La comunità all’interno della famiglia non sarà assolutamente scontata per coloro che hanno purtroppo perso qualcuno, o hanno rischiato di perderlo, ma nemmeno per chi ha avuto l’immensa fortuna di salvarsi.

Il valore così profondo della vicinanza dei nostri cari non sarà più solo scadenzato dalle feste di Natale e Pasqua e forse, nelle famiglie abituate a pasteggiare con la televisione accesa, saranno genitori e nonni che sentiranno il bisogno di rieducare figli e nipoti al contatto umano.

Si dovrà sperimentare una dimensione più intima del luogo dove si vive – una città molto di più di un piccolo paese – trasformando quel luogo in un universo da amare. Gli spostamenti saranno meno frenetici, perché la percentuale di individui che prenderà autobus, metropolitane e treni, dovrà essere contingentata per essere sicura e ci daremo quindi più tempo per organizzare le nostre giornate.

 

 

La politica di tutti i governi dovrà necessariamente mettere a fuoco le esigenze dei cittadini e la Salute avrà un ruolo da protagonista perché “vitale”, mentre i tagli alla Sanità che in Italia sono stati “dettati” da tutti i partiti che si sono susseguiti, dovranno per forza di cose essere rivisti. La stessa spesa familiare sarà diversa: oggi destinata a combattere cassa integrazione o peggio ancora licenziamenti, ed utilizzata solo per poter pagare mutui, affitti e beni primari, nel mondo di domani avrà una ripresa lenta e graduale, ma non negli sprechi almeno non per la maggior parte di noi, ma forse solo per chi non ha familiarità con la propria coscienza e non ha mai avuto chiaro cosa fosse veramente importante.
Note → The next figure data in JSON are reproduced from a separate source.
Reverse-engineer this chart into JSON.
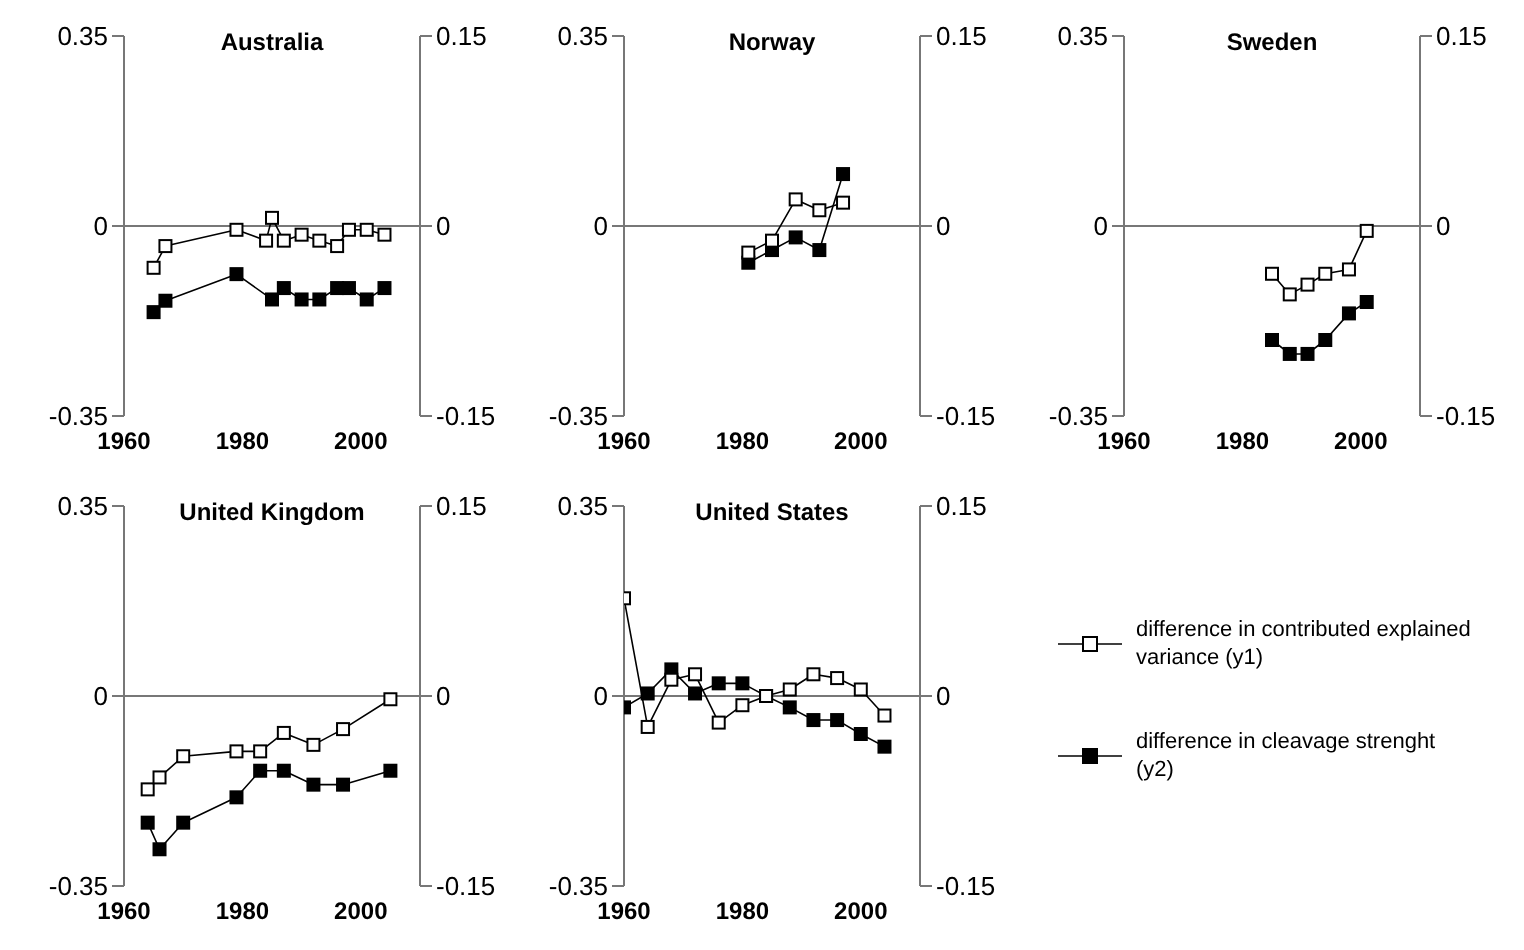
{
  "chart_data": [
    {
      "type": "line",
      "title": "Australia",
      "xlim": [
        1960,
        2010
      ],
      "xticks": [
        1960,
        1980,
        2000
      ],
      "ylim": [
        -0.35,
        0.35
      ],
      "yticks": [
        -0.35,
        0,
        0.35
      ],
      "y2lim": [
        -0.15,
        0.15
      ],
      "y2ticks": [
        -0.15,
        0,
        0.15
      ],
      "grid": false,
      "marker": "square",
      "ref_lines": [
        {
          "axis": "y",
          "value": 0
        }
      ],
      "series": [
        {
          "color": "#ffffff",
          "x": [
            1965,
            1967,
            1979,
            1984,
            1985,
            1987,
            1990,
            1993,
            1996,
            1998,
            2001,
            2004
          ],
          "values": [
            -0.077,
            -0.037,
            -0.007,
            -0.027,
            0.015,
            -0.027,
            -0.016,
            -0.027,
            -0.037,
            -0.007,
            -0.007,
            -0.016
          ]
        },
        {
          "color": "#000000",
          "axis": "y2",
          "x": [
            1965,
            1967,
            1979,
            1984,
            1985,
            1987,
            1990,
            1993,
            1996,
            1998,
            2001,
            2004
          ],
          "values": [
            -0.068,
            -0.059,
            -0.038,
            null,
            -0.058,
            -0.049,
            -0.058,
            -0.058,
            -0.049,
            -0.049,
            -0.058,
            -0.049
          ]
        }
      ]
    },
    {
      "type": "line",
      "title": "Norway",
      "xlim": [
        1960,
        2010
      ],
      "xticks": [
        1960,
        1980,
        2000
      ],
      "ylim": [
        -0.35,
        0.35
      ],
      "yticks": [
        -0.35,
        0,
        0.35
      ],
      "y2lim": [
        -0.15,
        0.15
      ],
      "y2ticks": [
        -0.15,
        0,
        0.15
      ],
      "grid": false,
      "marker": "square",
      "ref_lines": [
        {
          "axis": "y",
          "value": 0
        }
      ],
      "series": [
        {
          "color": "#ffffff",
          "x": [
            1981,
            1985,
            1989,
            1993,
            1997
          ],
          "values": [
            -0.049,
            -0.027,
            0.049,
            0.029,
            0.043
          ]
        },
        {
          "color": "#000000",
          "axis": "y2",
          "x": [
            1981,
            1985,
            1989,
            1993,
            1997
          ],
          "values": [
            -0.029,
            -0.019,
            -0.009,
            -0.019,
            0.041
          ]
        }
      ]
    },
    {
      "type": "line",
      "title": "Sweden",
      "xlim": [
        1960,
        2010
      ],
      "xticks": [
        1960,
        1980,
        2000
      ],
      "ylim": [
        -0.35,
        0.35
      ],
      "yticks": [
        -0.35,
        0,
        0.35
      ],
      "y2lim": [
        -0.15,
        0.15
      ],
      "y2ticks": [
        -0.15,
        0,
        0.15
      ],
      "grid": false,
      "marker": "square",
      "ref_lines": [
        {
          "axis": "y",
          "value": 0
        }
      ],
      "series": [
        {
          "color": "#ffffff",
          "x": [
            1985,
            1988,
            1991,
            1994,
            1998,
            2001
          ],
          "values": [
            -0.088,
            -0.126,
            -0.108,
            -0.088,
            -0.08,
            -0.009
          ]
        },
        {
          "color": "#000000",
          "axis": "y2",
          "x": [
            1985,
            1988,
            1991,
            1994,
            1998,
            2001
          ],
          "values": [
            -0.09,
            -0.101,
            -0.101,
            -0.09,
            -0.069,
            -0.06
          ]
        }
      ]
    },
    {
      "type": "line",
      "title": "United Kingdom",
      "xlim": [
        1960,
        2010
      ],
      "xticks": [
        1960,
        1980,
        2000
      ],
      "ylim": [
        -0.35,
        0.35
      ],
      "yticks": [
        -0.35,
        0,
        0.35
      ],
      "y2lim": [
        -0.15,
        0.15
      ],
      "y2ticks": [
        -0.15,
        0,
        0.15
      ],
      "grid": false,
      "marker": "square",
      "ref_lines": [
        {
          "axis": "y",
          "value": 0
        }
      ],
      "series": [
        {
          "color": "#ffffff",
          "x": [
            1964,
            1966,
            1970,
            1979,
            1983,
            1987,
            1992,
            1997,
            2005
          ],
          "values": [
            -0.172,
            -0.15,
            -0.111,
            -0.102,
            -0.102,
            -0.068,
            -0.09,
            -0.061,
            -0.006
          ]
        },
        {
          "color": "#000000",
          "axis": "y2",
          "x": [
            1964,
            1966,
            1970,
            1979,
            1983,
            1987,
            1992,
            1997,
            2005
          ],
          "values": [
            -0.1,
            -0.121,
            -0.1,
            -0.08,
            -0.059,
            -0.059,
            -0.07,
            -0.07,
            -0.059
          ]
        }
      ]
    },
    {
      "type": "line",
      "title": "United States",
      "xlim": [
        1960,
        2010
      ],
      "xticks": [
        1960,
        1980,
        2000
      ],
      "ylim": [
        -0.35,
        0.35
      ],
      "yticks": [
        -0.35,
        0,
        0.35
      ],
      "y2lim": [
        -0.15,
        0.15
      ],
      "y2ticks": [
        -0.15,
        0,
        0.15
      ],
      "grid": false,
      "marker": "square",
      "legend": "right",
      "ref_lines": [
        {
          "axis": "y",
          "value": 0
        }
      ],
      "series": [
        {
          "name": "difference in contributed explained variance (y1)",
          "color": "#ffffff",
          "x": [
            1960,
            1964,
            1968,
            1972,
            1976,
            1980,
            1984,
            1988,
            1992,
            1996,
            2000,
            2004
          ],
          "values": [
            0.18,
            -0.057,
            0.03,
            0.04,
            -0.049,
            -0.017,
            0,
            0.012,
            0.04,
            0.033,
            0.012,
            -0.036
          ]
        },
        {
          "name": "difference in cleavage strenght (y2)",
          "color": "#000000",
          "axis": "y2",
          "x": [
            1960,
            1964,
            1968,
            1972,
            1976,
            1980,
            1984,
            1988,
            1992,
            1996,
            2000,
            2004
          ],
          "values": [
            -0.009,
            0.002,
            0.021,
            0.002,
            0.01,
            0.01,
            0,
            -0.009,
            -0.019,
            -0.019,
            -0.03,
            -0.04
          ]
        }
      ]
    }
  ]
}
Non sarà ovviamente un “no” al superfluo, ma sarà un “no” più forte allo spreco.

Un aspetto molto positivo ci è stato recentemente trasmesso dagli insegnanti. La didattica a distanza per le scuole ordinarie, che sarebbe sembrata fantascienza sino a ieri, ha dato risultati migliori di quanto sperato. Il loro lavoro è stato prezioso, finalmente valorizzato, sicuramente massiccio e molto più faticoso perché dilatato nei tempi e nella relazione con ciascuno studente, ma ha anche aperto una strada percorribile in futuro e cioè “in rete”, da quei luoghi del mondo dove le scuole nemmeno esistono.

Mi piace pensare che forse, un giorno non troppo lontano, giovani africani che non abitano a Nairobi o a Cape Town, ma che vivono in luoghi sperduti del Mozambico, del Mali, del Niger e di tanti altri Paesi, saranno scolarizzati grazie ad enti generosi che li attrezzeranno con equipaggiamenti informatici tali, da potersi collegare a scuole immateriali con bravi insegnati che li aiuteranno a crescere.

Elaborare un nuovo modello di vita nella sua interezza è, e sarà, molto complesso e non riassumibile in queste poche parole. Ma è fattibile ed è pieno di aspetti positivi ed opportunità che se ben raccolte e sfruttate, possono rendere questo nostro “prossimo” mondo un luogo migliore.